Alicia se miró en el espejo. Ya estaba lista. Los zapatos nuevos (que le quedaban un poco grandes), el pelo sujeto por una diadema, el vestido azul impecable. Era una mujer segura de sí misma, como decían en la tele. O al menos, todo lo segura que le permitían aquellos malditos tacones.
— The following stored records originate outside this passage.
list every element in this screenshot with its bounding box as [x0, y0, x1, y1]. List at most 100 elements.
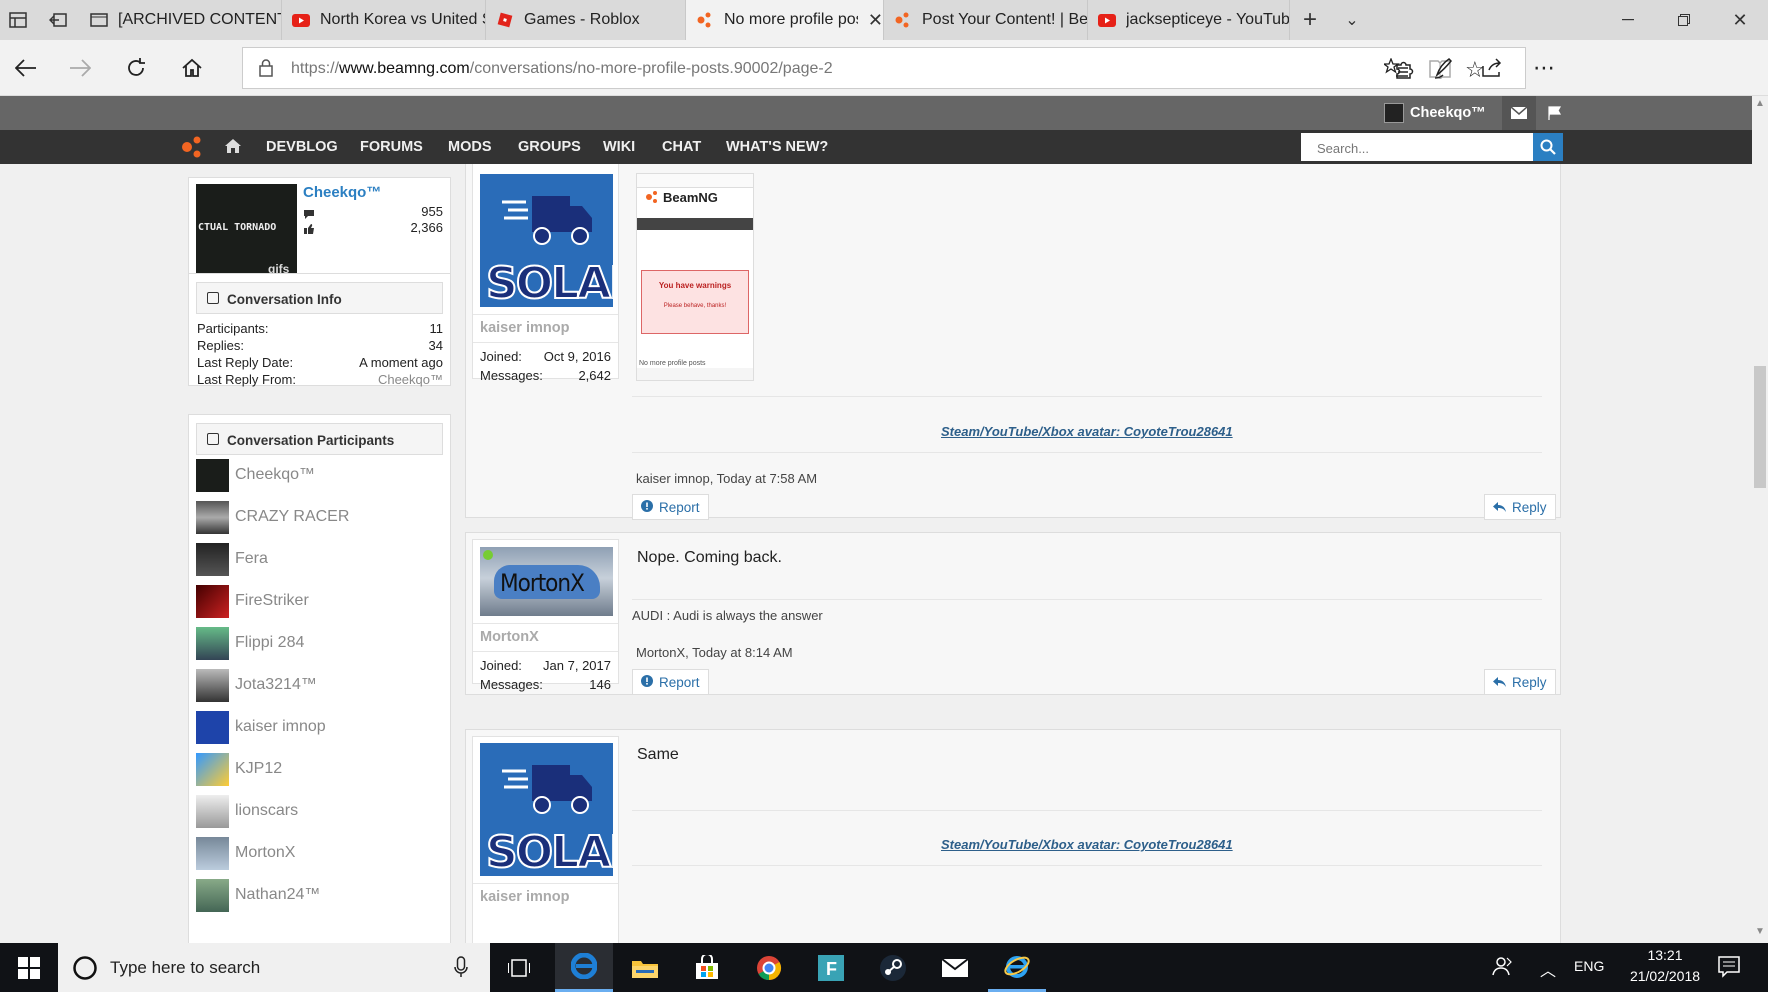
- people-icon[interactable]: [1492, 955, 1514, 982]
- participants-title: Conversation Participants: [227, 433, 395, 448]
- alerts-flag-icon[interactable]: [1538, 96, 1572, 130]
- task-view-icon[interactable]: [490, 943, 548, 992]
- more-menu-icon[interactable]: ⋯: [1524, 48, 1564, 88]
- attached-screenshot[interactable]: BeamNG You have warnings Please behave, …: [636, 173, 754, 381]
- participant-item[interactable]: lionscars: [196, 794, 298, 828]
- participant-item[interactable]: MortonX: [196, 836, 295, 870]
- tab-roblox[interactable]: Games - Roblox: [486, 0, 686, 40]
- chrome-icon[interactable]: [740, 943, 798, 992]
- signature-link[interactable]: Steam/YouTube/Xbox avatar: CoyoteTrou286…: [941, 837, 1233, 852]
- back-icon[interactable]: [6, 48, 46, 88]
- user-avatar[interactable]: MortonX: [480, 547, 613, 616]
- tab-no-more-profile-posts[interactable]: No more profile post ✕: [686, 0, 884, 40]
- participants-header[interactable]: Conversation Participants: [196, 423, 443, 455]
- account-avatar[interactable]: [1384, 103, 1404, 123]
- page-scrollbar[interactable]: ▲ ▼: [1752, 96, 1768, 943]
- web-notes-icon[interactable]: [1424, 48, 1464, 88]
- tab-preview-chevron-icon[interactable]: ⌄: [1332, 0, 1372, 40]
- internet-explorer-icon[interactable]: [988, 943, 1046, 992]
- nav-wiki[interactable]: WIKI: [603, 139, 635, 155]
- freshpaint-icon[interactable]: F: [802, 943, 860, 992]
- avatar: [196, 458, 229, 492]
- microphone-icon[interactable]: [454, 956, 468, 983]
- info-value-link[interactable]: Cheekqo™: [378, 372, 443, 387]
- inbox-icon[interactable]: [1502, 96, 1536, 130]
- info-row-replies: Replies: 34: [197, 338, 443, 353]
- scroll-up-icon[interactable]: ▲: [1755, 98, 1765, 109]
- refresh-icon[interactable]: [116, 48, 156, 88]
- new-tab-icon[interactable]: +: [1290, 0, 1330, 40]
- nav-groups[interactable]: GROUPS: [518, 139, 581, 155]
- windows-start-icon[interactable]: [0, 943, 58, 992]
- conversation-info-header[interactable]: Conversation Info: [196, 282, 443, 314]
- language-indicator[interactable]: ENG: [1574, 958, 1604, 974]
- steam-icon[interactable]: [864, 943, 922, 992]
- scroll-down-icon[interactable]: ▼: [1755, 926, 1765, 937]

Se tenía que maquillar un poco. La sombra verde quedaría muy bien con la naranja, seguro. Porque el verde y el naranja eran colores de moda, según la Cosmopolitan. Y después, un poco de máscara de pestañas. Ahora le faltaba algo en los labios. Consultó la revista: un tono frambuesa satinado iría ideal. ¿Qué demonios quería decir satinado? Daba igual, ya eran casi las seis, a y cinco tenía que salir de ahí.
Qué largo era aquel bolso, y cuánto pesaba. Era cierto que lo había llenado de un montón de cosas, pero ninguna de ellas inservible. Llevaba todo lo que le hacía falta para la reunión. Incluso, previsora, había guardado cosas que podían ser necesarias o no. Guardó su barra de labios rota y vilmente robada y cerró la cremallera, bajó la tapa del bolso y abrochó el botón imantado. ¡Cuánta seguridad! ¡Y cómo pesaba aquello!
Eran las seis y cinco. Llamaron al telefonillo. Alicia se apresuró a abrir, pero no recordó a tiempo que iba subida en aquellos tacones. Se bajó de ellos y corrió en calcetines a la cocina. El auricular estaba un poco alto, pero ella ya llegaba bien. Preguntó quién era antes de abrir, pulsó el botón y mientras esperaba que subieran sus amigas comprobó que ni Blancanieves, ni Cenicienta ni la Bella se habían manchado con el pintalabios de su madre.